In Cambodia, for instance, the United Nations peace mission failed to rebuild basic judicial and administrative institutions. Ten years later the country remains in a state of anarchy. Crime and the abuse of power have in no way been lessened by the efforts of the international community in this country.

In Indonesia, 33 years of dictatorship utterly destroyed all basic institutions for the rule of law. Corrupt soldiers and their appointees took the roles of police and judicial officials. The legal system became a political plaything. Since the dictatorship fell, some genuine attempts to restore basic democratic institutions have failed, for, to date, there are no functioning institutions to ensure the rule of law.

Even India, which boasts of the judicial system it inherited from the British colonial regime, has failed to achieve an effective rule of law. The November 2000 appointment of the Committee on Reforms of the Criminal Justice System (the Malimath Committee) was an admission of serious systemic failure. However, what the committee recommended in May 2003 was not the strengthening of institutions to ensure the rule of law but the abandoning of even its fundamental principles, including the presumption of innocence and proof beyond reasonable doubt. In fact, throughout all of South Asia, public confidence in the institutions of criminal justice collapsed a long time ago. The distrust that took its place has now been aggravated by modern circumstances in which sophisticated crimes are a daily threat.

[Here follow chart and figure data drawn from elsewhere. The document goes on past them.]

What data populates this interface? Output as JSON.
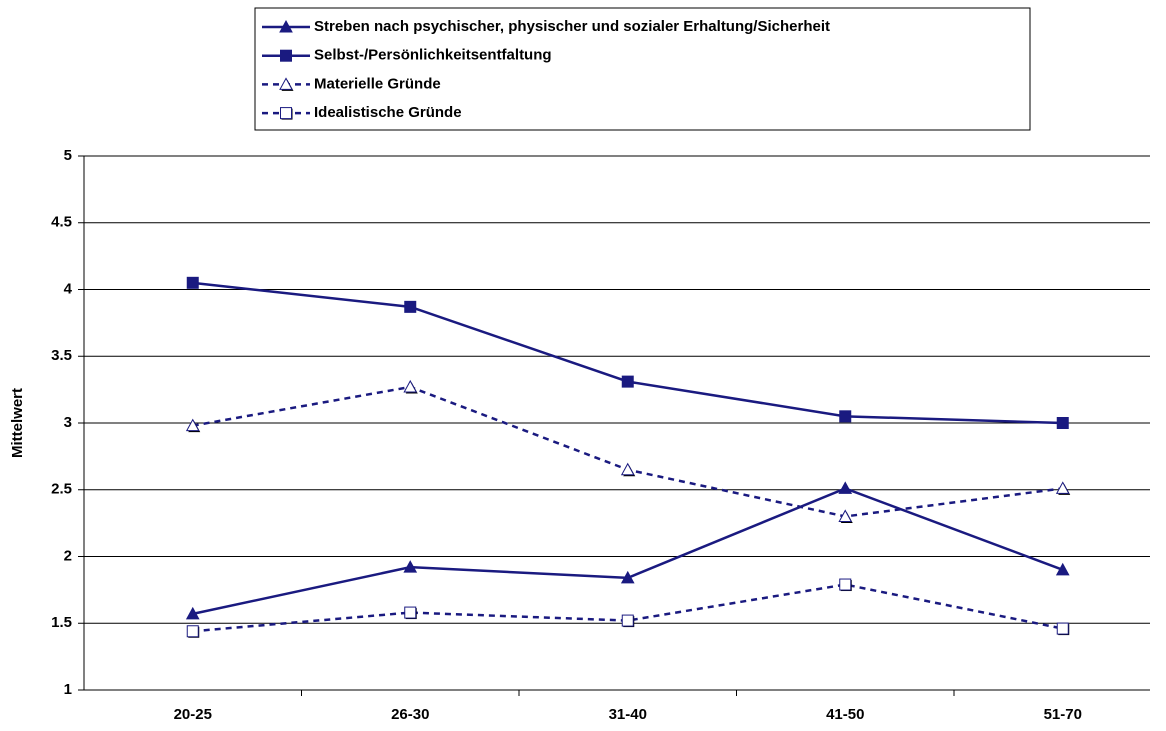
{
  "chart_data": {
    "type": "line",
    "y_label": "Mittelwert",
    "categories": [
      "20-25",
      "26-30",
      "31-40",
      "41-50",
      "51-70"
    ],
    "series": [
      {
        "name": "Streben nach psychischer, physischer und sozialer Erhaltung/Sicherheit",
        "color": "#1a1a80",
        "marker": "triangle",
        "filled": true,
        "dashed": false,
        "values": [
          1.57,
          1.92,
          1.84,
          2.51,
          1.9
        ]
      },
      {
        "name": "Selbst-/Persönlichkeitsentfaltung",
        "color": "#1a1a80",
        "marker": "square",
        "filled": true,
        "dashed": false,
        "values": [
          4.05,
          3.87,
          3.31,
          3.05,
          3.0
        ]
      },
      {
        "name": "Materielle Gründe",
        "color": "#1a1a80",
        "marker": "triangle",
        "filled": false,
        "dashed": true,
        "values": [
          2.98,
          3.27,
          2.65,
          2.3,
          2.51
        ]
      },
      {
        "name": "Idealistische Gründe",
        "color": "#1a1a80",
        "marker": "square",
        "filled": false,
        "dashed": true,
        "values": [
          1.44,
          1.58,
          1.52,
          1.79,
          1.46
        ]
      }
    ],
    "ylim": [
      1,
      5
    ],
    "yticks": [
      1,
      1.5,
      2,
      2.5,
      3,
      3.5,
      4,
      4.5,
      5
    ],
    "grid": true
  }
}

AHRC has documented and analysed these conditions in detail, such as in its 2000 book Decline of Fair Trial in Asia; a bimonthly journal on practical implementation of human rights, article 2; and frequent regional gatherings. From these experiences, it deeply appreciates the secretary-general's recent address and subsequent Security Council deliberations. It is to be hoped that the international community will now work with renewed vigour towards the implementation of rights guaranteed by U.N. treaties. In particular, all state parties to the International Covenant on Civil and Political Rights (ICCPR) are obliged to provide the legislative, judicial and administrative means to achieve the rights it stipulates. However, the mechanisms established to monitor implementation of them, to date, have been grossly inadequate. These must be significantly reformed if the secretary-general's vision is to be realised.

For now, civil society must take the main responsibility in overcoming obstacles to the rule of law. Only civil society can build the pressure needed for governments to ensure that policing, prosecution and judicial institutions are independent and well funded. Only civil society can ensure that state officers defying the rule of law will be brought to justice. Therefore, it is incumbent on all civil society organisations in Asia, particularly in the human rights community, to rise to this important call by the secretary-general. There is, after all, good reason for them to do so: ultimately, they are the ones who suffer most when the rule of law is absent.